Advancing Our Understanding of Speech Motor Control Through an Investigation of Intermuscular Coherence in Typical Speakers

Abstract

There is a need to characterize intermuscular coherence (IMC) in selected muscles of the speech mechanism in order to establish its utility as a tool to study speech motor control. IMC is a correlation in the frequency domain that provides information about whether two signals (i.e., electromyographic (EMG)) are firing at the same frequency. Two muscles firing across the same frequency spectrum are thought to be receiving the same neural signaling or common neural drive. IMC measurements remain a largely unused method for studying speech motor control. However, initial studies using IMC to describe muscle activity in muscles of the speech mechanism suggest that this measurement may be sensitive to certain non-speech and speech requirements. Questions remain about IMC sensitivity to various speaking demands across the lifespan. In the first two studies, I compared the effects of lung volume, laryngeal demands, articulatory complexity, and cognitive linguistic demands on IMC in the respiratory (Study 1) and articulatory (Study 2) subsystems. Studies involved secondary analysis of surface electromyography (EMG) recordings from the intercostals, obliques, and orbicularis oris in healthy younger and older adults to determine the presence of task- or age-related differences in IMC. These data also included acoustic and respiratory kinematic recordings to provide context for IMC findings.
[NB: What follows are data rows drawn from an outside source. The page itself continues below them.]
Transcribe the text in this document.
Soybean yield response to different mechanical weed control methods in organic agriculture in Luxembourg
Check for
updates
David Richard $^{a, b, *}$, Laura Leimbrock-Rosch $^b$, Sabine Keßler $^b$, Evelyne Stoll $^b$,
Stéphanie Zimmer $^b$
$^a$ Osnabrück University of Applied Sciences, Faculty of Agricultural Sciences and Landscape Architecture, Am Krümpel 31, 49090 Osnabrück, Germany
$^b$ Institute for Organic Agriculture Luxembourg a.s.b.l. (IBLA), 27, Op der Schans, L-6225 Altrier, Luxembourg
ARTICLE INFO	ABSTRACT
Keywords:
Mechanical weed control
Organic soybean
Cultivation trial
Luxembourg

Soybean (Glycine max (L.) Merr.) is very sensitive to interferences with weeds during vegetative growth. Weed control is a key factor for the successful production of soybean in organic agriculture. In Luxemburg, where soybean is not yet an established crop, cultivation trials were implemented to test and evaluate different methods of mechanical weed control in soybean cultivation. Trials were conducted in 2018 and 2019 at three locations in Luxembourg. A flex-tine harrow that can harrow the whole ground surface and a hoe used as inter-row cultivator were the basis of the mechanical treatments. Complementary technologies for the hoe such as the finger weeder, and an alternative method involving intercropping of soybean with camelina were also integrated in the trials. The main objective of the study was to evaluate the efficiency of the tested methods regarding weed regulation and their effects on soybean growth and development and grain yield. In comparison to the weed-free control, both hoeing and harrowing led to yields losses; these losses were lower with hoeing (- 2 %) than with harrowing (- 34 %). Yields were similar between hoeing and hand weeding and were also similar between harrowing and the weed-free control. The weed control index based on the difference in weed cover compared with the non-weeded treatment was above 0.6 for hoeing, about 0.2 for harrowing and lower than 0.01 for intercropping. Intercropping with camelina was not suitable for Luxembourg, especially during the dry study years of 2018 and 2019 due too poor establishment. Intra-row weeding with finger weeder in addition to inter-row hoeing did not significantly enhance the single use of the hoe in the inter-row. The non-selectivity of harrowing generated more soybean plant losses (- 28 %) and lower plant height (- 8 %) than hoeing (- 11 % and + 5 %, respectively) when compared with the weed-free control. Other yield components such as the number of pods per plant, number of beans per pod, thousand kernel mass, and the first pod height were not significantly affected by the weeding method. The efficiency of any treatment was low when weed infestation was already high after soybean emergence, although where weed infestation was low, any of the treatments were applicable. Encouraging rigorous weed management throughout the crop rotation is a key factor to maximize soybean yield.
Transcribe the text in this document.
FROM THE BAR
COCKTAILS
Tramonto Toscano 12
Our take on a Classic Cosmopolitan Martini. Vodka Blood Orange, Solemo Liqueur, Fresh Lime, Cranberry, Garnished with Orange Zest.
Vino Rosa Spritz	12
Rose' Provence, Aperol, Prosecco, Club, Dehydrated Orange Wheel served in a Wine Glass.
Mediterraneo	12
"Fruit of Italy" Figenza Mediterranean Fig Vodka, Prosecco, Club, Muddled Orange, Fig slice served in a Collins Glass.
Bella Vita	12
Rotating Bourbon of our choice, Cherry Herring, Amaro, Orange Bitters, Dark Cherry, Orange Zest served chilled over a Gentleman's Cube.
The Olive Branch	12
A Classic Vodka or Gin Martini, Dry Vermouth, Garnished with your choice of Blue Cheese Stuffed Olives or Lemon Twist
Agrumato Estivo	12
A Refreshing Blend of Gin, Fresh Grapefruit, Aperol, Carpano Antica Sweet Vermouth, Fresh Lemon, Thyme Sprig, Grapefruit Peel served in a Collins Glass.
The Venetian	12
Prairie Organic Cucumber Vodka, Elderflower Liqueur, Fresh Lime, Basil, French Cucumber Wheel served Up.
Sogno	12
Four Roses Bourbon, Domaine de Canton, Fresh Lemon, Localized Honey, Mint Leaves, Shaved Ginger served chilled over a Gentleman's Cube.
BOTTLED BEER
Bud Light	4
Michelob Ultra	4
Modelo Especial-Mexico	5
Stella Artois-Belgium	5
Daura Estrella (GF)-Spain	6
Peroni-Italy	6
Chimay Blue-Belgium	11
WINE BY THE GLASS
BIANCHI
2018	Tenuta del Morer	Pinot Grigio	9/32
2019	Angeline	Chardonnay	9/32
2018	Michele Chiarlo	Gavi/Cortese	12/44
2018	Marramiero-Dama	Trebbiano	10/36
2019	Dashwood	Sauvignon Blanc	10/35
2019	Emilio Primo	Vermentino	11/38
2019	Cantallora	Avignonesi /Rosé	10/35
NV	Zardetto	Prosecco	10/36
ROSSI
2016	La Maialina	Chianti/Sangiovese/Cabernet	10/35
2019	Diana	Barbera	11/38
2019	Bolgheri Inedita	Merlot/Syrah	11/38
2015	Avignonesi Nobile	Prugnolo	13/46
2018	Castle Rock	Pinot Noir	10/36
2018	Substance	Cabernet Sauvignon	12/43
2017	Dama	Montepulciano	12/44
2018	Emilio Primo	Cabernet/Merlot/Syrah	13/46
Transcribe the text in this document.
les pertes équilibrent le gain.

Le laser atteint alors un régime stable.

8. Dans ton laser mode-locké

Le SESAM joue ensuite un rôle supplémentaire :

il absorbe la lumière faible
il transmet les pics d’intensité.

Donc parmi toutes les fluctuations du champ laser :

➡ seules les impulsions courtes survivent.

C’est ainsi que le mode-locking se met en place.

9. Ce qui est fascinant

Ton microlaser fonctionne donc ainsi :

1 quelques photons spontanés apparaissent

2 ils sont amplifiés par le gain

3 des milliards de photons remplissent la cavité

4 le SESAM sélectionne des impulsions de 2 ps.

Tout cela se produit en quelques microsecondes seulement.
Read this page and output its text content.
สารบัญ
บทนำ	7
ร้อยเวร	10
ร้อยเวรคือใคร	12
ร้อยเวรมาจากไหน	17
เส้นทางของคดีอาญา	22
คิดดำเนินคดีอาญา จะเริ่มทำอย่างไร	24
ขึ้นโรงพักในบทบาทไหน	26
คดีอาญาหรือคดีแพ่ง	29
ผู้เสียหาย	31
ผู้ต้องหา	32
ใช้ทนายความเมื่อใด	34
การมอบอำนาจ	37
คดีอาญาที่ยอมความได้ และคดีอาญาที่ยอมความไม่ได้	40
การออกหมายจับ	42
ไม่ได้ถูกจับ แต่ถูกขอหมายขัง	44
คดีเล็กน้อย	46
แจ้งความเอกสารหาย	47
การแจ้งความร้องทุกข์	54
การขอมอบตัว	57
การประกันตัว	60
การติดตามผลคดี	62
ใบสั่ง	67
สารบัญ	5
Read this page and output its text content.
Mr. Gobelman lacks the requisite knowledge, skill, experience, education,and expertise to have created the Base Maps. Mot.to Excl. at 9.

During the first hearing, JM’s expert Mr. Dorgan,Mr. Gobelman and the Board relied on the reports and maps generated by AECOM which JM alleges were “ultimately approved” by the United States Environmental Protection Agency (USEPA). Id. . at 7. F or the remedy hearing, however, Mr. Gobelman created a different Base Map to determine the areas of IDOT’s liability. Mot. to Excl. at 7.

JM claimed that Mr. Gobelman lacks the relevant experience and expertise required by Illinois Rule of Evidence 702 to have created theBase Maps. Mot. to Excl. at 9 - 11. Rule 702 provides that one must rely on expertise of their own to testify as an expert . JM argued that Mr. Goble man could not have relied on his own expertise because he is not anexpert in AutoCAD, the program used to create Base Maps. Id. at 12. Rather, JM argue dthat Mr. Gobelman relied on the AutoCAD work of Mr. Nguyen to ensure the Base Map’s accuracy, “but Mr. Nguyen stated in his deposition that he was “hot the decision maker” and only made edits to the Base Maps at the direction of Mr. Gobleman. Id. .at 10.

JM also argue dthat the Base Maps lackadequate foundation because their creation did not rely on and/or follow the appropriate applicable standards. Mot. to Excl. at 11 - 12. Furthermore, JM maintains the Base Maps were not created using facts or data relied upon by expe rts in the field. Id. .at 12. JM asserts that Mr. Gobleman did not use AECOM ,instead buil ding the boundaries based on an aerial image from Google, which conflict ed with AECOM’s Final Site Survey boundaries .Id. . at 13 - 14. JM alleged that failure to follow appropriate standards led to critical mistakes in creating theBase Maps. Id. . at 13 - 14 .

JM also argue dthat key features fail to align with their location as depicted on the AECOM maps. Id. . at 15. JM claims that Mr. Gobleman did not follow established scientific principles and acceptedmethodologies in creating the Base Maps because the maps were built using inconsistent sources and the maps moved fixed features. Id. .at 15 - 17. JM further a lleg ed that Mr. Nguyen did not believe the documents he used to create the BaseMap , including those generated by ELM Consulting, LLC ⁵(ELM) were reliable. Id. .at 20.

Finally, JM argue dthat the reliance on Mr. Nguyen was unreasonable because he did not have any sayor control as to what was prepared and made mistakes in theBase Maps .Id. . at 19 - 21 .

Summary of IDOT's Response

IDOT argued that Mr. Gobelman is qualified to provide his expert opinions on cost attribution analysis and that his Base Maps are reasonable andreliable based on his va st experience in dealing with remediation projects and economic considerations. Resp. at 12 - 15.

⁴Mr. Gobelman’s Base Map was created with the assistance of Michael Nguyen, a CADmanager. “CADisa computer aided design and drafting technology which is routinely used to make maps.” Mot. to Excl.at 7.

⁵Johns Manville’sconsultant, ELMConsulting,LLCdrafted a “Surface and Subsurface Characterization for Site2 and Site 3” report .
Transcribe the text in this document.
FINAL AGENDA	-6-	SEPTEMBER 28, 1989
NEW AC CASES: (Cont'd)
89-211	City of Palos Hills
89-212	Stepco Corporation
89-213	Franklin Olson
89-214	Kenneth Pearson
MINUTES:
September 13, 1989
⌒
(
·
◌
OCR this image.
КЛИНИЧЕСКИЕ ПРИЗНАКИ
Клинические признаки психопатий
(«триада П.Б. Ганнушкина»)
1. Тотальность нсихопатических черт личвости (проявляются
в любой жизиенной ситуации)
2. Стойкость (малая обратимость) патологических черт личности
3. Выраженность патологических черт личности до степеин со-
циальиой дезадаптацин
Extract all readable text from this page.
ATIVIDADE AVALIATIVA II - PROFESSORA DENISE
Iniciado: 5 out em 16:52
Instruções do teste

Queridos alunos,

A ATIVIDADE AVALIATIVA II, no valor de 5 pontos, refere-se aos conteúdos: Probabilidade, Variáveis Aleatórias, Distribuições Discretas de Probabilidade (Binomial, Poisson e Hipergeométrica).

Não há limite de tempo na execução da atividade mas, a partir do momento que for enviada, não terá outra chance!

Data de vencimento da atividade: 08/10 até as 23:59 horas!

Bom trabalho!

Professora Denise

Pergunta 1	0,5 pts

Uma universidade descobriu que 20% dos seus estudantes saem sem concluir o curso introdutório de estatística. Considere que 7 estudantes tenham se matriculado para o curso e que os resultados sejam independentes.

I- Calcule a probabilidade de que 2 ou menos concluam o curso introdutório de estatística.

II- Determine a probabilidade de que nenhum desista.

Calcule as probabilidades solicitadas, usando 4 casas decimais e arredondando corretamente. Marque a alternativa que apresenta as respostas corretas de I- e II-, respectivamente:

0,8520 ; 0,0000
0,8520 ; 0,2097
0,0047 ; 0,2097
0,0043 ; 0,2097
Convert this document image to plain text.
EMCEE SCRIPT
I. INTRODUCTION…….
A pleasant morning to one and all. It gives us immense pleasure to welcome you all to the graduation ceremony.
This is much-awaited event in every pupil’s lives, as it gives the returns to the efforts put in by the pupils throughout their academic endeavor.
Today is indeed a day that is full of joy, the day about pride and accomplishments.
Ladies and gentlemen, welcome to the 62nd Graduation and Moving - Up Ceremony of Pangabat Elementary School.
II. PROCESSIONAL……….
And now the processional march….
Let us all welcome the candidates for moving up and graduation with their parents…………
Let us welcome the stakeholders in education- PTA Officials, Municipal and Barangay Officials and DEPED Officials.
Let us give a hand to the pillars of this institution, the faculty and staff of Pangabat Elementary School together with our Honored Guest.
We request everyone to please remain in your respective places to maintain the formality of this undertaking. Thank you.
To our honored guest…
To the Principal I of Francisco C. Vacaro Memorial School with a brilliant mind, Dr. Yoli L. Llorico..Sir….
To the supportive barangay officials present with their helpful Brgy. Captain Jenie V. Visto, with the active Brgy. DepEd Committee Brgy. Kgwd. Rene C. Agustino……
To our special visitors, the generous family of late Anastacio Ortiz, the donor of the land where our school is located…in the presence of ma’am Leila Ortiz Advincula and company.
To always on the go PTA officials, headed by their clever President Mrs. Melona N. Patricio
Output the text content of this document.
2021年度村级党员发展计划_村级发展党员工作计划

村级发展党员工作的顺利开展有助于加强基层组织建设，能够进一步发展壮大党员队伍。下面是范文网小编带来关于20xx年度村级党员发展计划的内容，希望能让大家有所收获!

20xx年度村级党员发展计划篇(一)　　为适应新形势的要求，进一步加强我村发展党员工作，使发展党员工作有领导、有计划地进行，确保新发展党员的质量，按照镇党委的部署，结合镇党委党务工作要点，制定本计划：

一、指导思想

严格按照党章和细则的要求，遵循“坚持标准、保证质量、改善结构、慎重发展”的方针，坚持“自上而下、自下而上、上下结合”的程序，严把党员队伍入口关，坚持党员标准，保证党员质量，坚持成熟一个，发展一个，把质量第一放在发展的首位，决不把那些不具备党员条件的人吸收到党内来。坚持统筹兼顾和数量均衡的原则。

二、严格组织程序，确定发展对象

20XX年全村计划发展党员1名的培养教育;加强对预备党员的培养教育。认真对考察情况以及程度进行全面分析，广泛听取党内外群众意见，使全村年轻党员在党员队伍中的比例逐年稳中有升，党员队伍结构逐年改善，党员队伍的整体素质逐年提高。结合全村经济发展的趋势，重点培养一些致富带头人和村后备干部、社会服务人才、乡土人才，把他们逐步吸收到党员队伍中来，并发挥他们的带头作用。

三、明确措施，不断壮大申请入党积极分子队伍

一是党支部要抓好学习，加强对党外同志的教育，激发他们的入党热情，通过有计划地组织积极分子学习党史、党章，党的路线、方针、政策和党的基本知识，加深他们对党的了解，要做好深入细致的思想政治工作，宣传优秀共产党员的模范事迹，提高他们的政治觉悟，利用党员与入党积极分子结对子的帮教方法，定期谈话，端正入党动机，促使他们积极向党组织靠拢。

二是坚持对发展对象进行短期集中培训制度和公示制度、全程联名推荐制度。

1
In Study 3, intercostal and oblique IMC measurements on four tasks were compared across children, adolescents, younger adults, and older adults to investigate whether established developmental patterns of respiratory kinematics would be accompanied by age-related differences in IMC. This work adds to a growing body of literature supporting the utility of IMC in the study of speech motor control. In all three studies, the results revealed several differences in IMC values across the lifespan as well as key task-related differences within the respiratory and articulatory subsystems. The dissertation concludes with a summary of these findings, as well as a discussion of the limitations and future research directions.